A B.C. Supreme Court Justice has ruled lightning, not a logging contractor's equipment, sparked a major summer 2010 forest fire southeast of Vanderhoof.

The provincial government had brought legal action against Canadian Forest Products and a subcontractor, Barlow Lake Logging Ltd., following the Greer Creek fire.

It had burned through 6,100 ha, took several weeks to extinguish and cost the province $5.5 million in damages related to fire suppression, reforestation, lost stumpage revenue and lost value to immature timber.

One of Barlow's feller bunchers was seen parked nearby when a Wildfire Management Branch plane flew overhead and spotted a small fire during the late afternoon of June 18, 2010.
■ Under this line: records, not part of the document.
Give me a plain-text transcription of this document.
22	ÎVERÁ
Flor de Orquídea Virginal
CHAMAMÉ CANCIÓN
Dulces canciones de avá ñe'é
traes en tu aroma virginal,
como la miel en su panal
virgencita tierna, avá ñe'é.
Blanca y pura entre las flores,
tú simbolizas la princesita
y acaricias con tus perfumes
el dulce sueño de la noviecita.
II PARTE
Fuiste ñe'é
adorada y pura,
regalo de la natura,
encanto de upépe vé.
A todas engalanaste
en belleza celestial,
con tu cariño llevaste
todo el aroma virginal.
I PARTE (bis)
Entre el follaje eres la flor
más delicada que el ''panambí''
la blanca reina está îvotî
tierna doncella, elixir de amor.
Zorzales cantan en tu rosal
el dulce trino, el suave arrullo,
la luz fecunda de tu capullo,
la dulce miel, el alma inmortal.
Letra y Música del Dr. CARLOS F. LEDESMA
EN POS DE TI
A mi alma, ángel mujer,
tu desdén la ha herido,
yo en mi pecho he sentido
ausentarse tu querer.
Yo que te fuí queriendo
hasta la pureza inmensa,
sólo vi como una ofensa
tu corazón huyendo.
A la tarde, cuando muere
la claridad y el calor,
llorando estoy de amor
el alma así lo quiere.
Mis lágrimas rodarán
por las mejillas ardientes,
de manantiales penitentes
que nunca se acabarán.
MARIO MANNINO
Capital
By then, the last of the Barlow workers had left the site, and none had noticed any indication of the blaze before leaving, Justice Bruce Greyell found in a ruling issued last week.

The first time-and-date-stamped photo of the fire was taken about an hour after the workers had left.

The province asserted the feller buncher was the cause based on its close proximity and the machinery's reputation for causing fires. But Greyell found there was no evidence to support the position and that there was a "fair inference to be drawn" the blaze was a "holdover fire" caused by lightning the evening before.

Greyell also found an early shutdown was not required, noting in part that there was a significant downpour the evening before according to Barlow employees. And while Barlow workers failed to maintain a fire watch for a full one-hour after ceasing operations, Greyell found it unlikely the fire would have reached the "stage of flaming ignition," where it would have been seen from the ground, by the time the hour was up.

Conversely, Greyell found Canfor failed to establish that the province's effort to combat the fire were a "substantial departure from the principles of firefighting."

Just 0.1-0.2 ha in size when first seen, the fire had grown to 50 ha overnight and was burning mostly through stands of highly-flammable beetle killed pine. It triggered an evacuation alert for about 30 homes in the area and at one point more than 200 firefighters were working the blaze.